Bass lacks the political operation and national network of top rivals for the job. But she’s also made clear that, like Biden, she could be viewed as a transitional figure in the Democratic Party who currently harbors little interest in seeking the White House herself when he leaves office.

She’s already undergone intense scrutiny from the campaign — including a half-day interview with Biden representatives that a friend described as “invasive” — and has advanced deep into the vice presidential process, according to three people familiar with the vetting.

Some of the people contacted by the Biden team about Bass said some of her personal qualities starkly contrast with Harris: that she’s persuasive but not flashy, and that she’s trusted by progressives but still respected by Republicans. These people describe Bass as passionate, yet not someone who would allow her own objectives to overshadow her responsibilities as Biden’s No. 2.

Bass would still have to overcome long odds: The extent of her personal rapport with Biden, whom she didn’t know well at the onset of the process, remains unclear. As does how she would handle the scrutiny and pressures of the role. She is a virtual unknown in most of the country, and unlike Harris, hasn’t been vetted or gone through the rigors of a national campaign.

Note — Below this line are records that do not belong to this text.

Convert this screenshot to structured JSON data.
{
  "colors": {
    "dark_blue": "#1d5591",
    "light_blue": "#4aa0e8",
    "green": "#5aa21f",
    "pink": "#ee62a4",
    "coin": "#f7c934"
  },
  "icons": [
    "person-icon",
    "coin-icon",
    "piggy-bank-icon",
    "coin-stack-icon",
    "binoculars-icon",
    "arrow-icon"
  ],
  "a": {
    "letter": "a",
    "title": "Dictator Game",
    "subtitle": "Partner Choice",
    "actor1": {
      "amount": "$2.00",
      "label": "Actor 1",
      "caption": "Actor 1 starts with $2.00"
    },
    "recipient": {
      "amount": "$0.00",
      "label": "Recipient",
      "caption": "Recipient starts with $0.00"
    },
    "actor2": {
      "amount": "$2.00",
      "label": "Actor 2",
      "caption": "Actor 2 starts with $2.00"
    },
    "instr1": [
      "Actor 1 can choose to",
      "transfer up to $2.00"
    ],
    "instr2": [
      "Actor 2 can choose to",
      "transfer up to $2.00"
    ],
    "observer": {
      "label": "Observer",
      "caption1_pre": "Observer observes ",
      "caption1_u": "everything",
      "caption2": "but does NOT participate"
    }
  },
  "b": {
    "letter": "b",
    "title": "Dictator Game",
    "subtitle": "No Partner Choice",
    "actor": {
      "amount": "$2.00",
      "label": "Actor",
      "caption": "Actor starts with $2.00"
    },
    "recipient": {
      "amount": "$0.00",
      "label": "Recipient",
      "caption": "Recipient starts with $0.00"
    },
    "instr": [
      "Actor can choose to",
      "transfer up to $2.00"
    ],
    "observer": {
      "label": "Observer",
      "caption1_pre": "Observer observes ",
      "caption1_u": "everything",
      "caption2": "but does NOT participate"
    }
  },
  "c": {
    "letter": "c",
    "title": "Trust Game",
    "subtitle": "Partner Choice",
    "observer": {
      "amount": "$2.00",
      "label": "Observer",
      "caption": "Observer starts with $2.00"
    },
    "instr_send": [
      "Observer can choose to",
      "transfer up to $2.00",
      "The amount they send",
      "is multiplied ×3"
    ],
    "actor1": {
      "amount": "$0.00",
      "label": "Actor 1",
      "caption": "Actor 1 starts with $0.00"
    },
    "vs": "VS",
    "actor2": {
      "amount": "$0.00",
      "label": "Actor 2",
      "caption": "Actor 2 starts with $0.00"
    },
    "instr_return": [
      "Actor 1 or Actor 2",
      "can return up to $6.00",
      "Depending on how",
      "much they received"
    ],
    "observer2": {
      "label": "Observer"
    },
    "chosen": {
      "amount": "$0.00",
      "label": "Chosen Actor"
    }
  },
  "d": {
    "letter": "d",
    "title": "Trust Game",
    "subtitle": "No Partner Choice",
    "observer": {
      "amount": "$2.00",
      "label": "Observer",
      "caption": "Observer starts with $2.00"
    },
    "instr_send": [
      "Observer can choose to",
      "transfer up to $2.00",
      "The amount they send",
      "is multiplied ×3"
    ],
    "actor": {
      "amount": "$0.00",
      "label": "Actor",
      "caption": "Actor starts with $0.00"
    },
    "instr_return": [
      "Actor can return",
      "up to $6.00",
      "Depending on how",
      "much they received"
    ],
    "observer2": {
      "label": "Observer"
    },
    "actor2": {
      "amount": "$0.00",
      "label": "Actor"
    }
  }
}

Bass has faced blowback for lamenting the death of “Comandante en jefe” (commander in chief) Fidel Castro in 2016, remarks that were seen as overly respectful and drew the ire of Florida Democrats. And her lack of a political network — beyond what she inherited and built on as leader of the CBC — also surfaced doubts among top Biden donors who favor better-known prospects.

“I don’t think you can go with someone that is there to hold a place and not outshine you,” a Biden bundler said of Bass.